I'm still not sure exactly why this doesn't work for you, but it seems you want something like:
namespace kitsune_ymg {
namespace tuples {
// Op<< overloads here.
}
using namespace tuples;
// Your "normal" stuff.
}
namespace completely_separate_project {
using kitsune_ymg::tuples;
// Now you can use those op<< overloads in this scope, too.
void perfectly_normal_beast() {
std::cout << std::pair<int, int>(42, 3);
}
}
You mustn't add your own operator<< to std. However, you can write an adapter for tuples, or one for streams, and use that, with a minimal amount of change to the call sites.
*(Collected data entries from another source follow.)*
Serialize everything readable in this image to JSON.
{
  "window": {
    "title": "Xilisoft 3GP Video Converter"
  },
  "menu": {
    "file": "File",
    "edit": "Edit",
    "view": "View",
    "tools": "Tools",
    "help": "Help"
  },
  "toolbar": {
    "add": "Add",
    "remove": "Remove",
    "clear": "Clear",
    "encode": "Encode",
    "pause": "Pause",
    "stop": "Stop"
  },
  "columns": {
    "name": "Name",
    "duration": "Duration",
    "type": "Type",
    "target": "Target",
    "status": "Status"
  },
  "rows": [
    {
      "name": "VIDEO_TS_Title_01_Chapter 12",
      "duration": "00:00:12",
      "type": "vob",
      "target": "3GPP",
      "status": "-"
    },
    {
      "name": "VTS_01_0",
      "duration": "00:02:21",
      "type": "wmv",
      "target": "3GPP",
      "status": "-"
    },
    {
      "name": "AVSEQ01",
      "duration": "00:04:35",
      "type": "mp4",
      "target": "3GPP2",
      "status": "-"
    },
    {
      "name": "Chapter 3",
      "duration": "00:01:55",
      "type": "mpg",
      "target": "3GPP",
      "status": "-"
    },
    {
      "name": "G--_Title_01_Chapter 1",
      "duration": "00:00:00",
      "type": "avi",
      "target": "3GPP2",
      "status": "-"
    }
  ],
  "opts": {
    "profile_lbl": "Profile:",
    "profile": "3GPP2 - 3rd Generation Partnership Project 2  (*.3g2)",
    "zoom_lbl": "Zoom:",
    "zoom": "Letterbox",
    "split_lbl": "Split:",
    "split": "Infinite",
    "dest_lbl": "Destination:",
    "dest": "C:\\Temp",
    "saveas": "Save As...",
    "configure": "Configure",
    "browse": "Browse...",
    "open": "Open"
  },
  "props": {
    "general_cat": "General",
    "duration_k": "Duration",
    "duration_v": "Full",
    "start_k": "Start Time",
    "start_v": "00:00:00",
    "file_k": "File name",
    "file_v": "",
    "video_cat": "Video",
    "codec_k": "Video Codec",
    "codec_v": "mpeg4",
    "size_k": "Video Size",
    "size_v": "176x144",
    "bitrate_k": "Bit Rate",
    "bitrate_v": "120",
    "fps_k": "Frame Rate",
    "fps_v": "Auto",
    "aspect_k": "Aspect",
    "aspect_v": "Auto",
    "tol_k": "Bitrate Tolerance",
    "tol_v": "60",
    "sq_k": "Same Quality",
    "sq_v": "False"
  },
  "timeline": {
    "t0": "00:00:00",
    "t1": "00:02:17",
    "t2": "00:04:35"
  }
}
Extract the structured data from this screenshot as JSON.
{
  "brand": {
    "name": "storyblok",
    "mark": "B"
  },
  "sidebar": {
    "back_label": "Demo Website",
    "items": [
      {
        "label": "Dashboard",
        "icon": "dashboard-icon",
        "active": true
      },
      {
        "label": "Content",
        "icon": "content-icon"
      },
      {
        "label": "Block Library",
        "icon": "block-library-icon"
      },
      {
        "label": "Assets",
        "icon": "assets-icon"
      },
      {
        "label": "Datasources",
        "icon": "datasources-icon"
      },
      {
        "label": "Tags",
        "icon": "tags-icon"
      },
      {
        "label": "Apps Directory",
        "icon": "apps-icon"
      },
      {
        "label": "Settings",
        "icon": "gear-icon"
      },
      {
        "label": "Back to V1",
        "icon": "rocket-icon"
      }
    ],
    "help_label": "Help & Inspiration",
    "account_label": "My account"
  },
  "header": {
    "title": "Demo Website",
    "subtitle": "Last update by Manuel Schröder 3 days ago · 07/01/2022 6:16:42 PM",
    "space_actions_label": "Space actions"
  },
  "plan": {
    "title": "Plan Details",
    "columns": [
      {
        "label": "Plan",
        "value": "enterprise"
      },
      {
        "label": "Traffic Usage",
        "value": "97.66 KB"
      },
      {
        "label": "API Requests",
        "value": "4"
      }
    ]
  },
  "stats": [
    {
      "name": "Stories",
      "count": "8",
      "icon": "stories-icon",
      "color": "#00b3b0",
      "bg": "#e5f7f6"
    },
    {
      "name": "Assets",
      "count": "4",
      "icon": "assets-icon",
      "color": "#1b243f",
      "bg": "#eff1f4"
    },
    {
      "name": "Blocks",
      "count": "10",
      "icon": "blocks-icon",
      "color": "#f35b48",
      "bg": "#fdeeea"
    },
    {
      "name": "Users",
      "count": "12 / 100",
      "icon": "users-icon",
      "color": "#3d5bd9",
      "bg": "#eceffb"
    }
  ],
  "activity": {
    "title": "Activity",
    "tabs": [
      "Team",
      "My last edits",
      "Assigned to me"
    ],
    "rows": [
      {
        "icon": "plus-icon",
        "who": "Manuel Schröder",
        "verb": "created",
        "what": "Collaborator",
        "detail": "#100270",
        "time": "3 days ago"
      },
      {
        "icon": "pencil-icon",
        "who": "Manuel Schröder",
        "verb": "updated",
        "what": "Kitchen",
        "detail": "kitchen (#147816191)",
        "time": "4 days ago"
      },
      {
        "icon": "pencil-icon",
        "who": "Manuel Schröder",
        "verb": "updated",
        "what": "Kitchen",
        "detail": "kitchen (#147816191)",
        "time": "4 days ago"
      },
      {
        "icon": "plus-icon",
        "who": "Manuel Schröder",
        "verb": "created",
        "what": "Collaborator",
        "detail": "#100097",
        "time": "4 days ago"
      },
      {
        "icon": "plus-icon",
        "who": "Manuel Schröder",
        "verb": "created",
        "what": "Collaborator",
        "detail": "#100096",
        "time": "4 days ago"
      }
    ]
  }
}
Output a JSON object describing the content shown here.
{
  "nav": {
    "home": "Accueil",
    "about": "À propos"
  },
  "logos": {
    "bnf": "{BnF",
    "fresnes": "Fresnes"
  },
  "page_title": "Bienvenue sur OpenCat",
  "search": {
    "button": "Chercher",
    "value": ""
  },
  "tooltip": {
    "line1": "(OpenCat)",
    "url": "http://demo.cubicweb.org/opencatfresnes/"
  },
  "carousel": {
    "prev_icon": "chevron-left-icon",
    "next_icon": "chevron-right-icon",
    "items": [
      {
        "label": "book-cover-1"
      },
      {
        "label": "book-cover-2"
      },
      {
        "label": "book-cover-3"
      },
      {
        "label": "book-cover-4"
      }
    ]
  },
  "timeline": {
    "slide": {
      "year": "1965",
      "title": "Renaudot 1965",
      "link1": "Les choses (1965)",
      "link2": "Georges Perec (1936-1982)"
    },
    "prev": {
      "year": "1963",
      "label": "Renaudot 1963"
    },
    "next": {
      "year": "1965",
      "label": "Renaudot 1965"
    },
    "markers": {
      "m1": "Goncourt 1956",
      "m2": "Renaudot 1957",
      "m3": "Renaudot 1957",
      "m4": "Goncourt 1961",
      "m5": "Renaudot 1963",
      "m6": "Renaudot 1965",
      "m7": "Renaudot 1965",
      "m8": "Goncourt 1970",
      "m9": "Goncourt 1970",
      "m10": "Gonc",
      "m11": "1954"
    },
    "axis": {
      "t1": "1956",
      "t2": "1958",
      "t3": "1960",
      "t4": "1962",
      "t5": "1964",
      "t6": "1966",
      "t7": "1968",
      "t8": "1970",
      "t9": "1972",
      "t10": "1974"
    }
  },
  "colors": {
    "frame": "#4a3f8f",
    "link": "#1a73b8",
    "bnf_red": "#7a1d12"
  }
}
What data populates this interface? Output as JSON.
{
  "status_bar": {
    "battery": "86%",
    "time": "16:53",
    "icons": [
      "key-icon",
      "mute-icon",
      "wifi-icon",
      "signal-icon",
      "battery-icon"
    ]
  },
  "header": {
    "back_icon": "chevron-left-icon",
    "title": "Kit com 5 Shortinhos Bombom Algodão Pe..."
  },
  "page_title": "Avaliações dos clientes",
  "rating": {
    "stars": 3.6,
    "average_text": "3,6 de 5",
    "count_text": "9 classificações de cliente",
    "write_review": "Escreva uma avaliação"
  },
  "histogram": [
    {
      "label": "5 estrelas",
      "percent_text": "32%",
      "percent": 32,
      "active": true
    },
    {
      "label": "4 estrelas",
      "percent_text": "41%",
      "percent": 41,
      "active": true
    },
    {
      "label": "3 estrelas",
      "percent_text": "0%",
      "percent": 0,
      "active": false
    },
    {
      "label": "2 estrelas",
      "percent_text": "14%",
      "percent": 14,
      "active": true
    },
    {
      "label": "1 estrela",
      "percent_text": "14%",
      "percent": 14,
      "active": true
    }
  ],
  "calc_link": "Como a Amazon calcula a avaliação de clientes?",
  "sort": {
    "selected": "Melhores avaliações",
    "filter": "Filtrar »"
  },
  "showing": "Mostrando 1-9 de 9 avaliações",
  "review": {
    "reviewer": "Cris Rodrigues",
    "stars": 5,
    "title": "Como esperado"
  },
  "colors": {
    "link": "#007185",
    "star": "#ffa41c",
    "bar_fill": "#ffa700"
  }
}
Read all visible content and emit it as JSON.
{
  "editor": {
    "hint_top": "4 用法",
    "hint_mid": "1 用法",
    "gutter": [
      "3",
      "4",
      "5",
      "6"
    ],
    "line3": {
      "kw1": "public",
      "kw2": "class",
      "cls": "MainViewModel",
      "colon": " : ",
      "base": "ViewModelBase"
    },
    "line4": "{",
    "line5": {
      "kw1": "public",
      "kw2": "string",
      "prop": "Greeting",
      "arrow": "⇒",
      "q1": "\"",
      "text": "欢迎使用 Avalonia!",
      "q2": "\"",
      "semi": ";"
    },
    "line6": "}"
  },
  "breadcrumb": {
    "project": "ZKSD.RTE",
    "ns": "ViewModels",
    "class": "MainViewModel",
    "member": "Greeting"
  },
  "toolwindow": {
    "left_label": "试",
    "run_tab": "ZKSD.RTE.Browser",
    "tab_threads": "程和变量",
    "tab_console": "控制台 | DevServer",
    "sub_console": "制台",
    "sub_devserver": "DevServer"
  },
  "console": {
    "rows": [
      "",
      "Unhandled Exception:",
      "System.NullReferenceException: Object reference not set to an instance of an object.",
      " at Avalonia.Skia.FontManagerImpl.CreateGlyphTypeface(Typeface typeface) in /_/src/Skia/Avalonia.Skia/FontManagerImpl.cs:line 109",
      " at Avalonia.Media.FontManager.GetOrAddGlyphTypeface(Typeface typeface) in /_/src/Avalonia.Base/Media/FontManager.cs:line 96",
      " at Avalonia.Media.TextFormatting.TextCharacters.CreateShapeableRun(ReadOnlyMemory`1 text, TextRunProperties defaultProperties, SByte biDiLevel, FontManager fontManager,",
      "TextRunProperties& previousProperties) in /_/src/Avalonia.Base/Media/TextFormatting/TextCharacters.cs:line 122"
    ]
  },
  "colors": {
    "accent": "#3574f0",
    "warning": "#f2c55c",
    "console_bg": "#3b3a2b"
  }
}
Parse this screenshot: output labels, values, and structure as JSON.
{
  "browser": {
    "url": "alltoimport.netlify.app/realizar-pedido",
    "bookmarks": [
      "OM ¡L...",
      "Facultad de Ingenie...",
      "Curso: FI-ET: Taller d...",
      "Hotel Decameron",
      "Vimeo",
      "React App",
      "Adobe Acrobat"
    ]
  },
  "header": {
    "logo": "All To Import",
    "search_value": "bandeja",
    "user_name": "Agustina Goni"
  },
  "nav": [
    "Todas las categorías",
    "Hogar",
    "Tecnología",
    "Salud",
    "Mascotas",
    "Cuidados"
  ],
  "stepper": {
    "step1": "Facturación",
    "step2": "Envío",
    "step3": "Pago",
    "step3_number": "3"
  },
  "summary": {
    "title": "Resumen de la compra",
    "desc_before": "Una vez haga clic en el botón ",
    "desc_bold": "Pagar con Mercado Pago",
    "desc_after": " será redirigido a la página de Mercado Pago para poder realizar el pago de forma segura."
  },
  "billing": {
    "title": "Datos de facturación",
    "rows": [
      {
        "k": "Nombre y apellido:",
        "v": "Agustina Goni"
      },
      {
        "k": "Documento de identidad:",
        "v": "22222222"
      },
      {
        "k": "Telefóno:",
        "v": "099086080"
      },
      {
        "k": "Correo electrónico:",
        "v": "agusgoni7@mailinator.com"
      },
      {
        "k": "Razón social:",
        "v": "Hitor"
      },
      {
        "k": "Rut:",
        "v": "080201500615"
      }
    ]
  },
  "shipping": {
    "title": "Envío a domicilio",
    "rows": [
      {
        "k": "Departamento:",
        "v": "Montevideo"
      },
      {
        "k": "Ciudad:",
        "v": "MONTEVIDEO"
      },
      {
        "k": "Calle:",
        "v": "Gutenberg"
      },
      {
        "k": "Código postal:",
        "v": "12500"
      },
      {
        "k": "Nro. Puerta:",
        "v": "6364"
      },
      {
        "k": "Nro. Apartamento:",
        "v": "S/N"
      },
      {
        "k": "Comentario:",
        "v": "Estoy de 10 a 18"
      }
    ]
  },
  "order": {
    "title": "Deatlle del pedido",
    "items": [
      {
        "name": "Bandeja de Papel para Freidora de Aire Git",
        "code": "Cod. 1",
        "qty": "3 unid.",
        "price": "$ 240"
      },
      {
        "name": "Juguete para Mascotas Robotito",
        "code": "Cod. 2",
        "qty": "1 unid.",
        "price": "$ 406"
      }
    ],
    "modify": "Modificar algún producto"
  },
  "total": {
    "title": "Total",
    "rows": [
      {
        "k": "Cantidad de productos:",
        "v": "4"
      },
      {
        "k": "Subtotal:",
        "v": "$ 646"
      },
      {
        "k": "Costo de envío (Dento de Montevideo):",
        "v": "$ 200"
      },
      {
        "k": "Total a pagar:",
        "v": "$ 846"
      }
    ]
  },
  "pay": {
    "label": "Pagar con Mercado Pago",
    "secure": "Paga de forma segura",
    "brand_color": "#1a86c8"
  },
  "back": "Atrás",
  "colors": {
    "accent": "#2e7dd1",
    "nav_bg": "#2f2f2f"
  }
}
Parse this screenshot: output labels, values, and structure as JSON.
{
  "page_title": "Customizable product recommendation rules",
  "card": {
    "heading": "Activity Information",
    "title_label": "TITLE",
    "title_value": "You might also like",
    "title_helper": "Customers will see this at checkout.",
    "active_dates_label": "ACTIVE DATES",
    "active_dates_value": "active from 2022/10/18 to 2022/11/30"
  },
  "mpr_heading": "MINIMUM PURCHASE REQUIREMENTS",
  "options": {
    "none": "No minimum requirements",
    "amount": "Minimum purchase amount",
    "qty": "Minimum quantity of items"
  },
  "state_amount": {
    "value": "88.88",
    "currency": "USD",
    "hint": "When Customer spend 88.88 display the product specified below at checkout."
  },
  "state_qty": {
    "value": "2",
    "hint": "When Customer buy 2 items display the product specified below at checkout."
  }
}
I'll assume C++17 or newer (to use structured bindings and fold expressions), although the question is obviously much older.
Adapt the tuple
#include <ostream>
#include <tuple>
template<typename... Args>
struct printable_tuple
{
typedef std::tuple<Args...> tuple_type;
const tuple_type& t;
// implicit converting constructor
printable_tuple(const tuple_type& t)
: t(t)
{}
};
template<typename... Args>
std::ostream& operator<<(std::ostream& os, const printable_tuple<Args...>& tuple)
{
const char *sep = "";
os << '[';
std::apply([&os,&sep](auto&&...args){((os << sep << args, sep = ","),...);}, tuple.t);
return os << ']';
}
#include <iostream>
int main()
{
std::cout << format_tuple{std::tuple{1,'a',"Hello"}} << '\n';
}
This is the least intrusive, as we can use the returned stream normally (if (os << tuple), for instance), but it requires wrapping each and every argument.
Adapt the stream
#include <tuple>
template<typename Stream>
class tuple_ostream
{
Stream& os;
public:
// conversions from and to Stream
tuple_ostream(Stream& os) : os{os} {}
operator Stream&() const { return os; };
// generic forwarding <<
template<typename T>
tuple_ostream& operator<<(const T&t)
{
os << t;
return *this;
}
// overload for tuples
template<typename... Args>
tuple_ostream& operator<<(const std::tuple<Args...>&t)
{
const char *sep = "";
os << '[';
std::apply([this,&sep](auto&&...args){((os << sep << args, sep = ","),...);}, t);
os << ']';
return *this;
}
};
#include <iostream>
int main()
{
tuple_ostream{std::cout} << std::tuple{1,'a',"Hello"} << '\n';
}
Adapting the stream is obviously simpler when we need to write several tuples to the same stream, but we can no longer directly use the returned stream as the original unless we add more functions to the wrapper.
Hat-tip to CashCow's answer for a starting point for this one.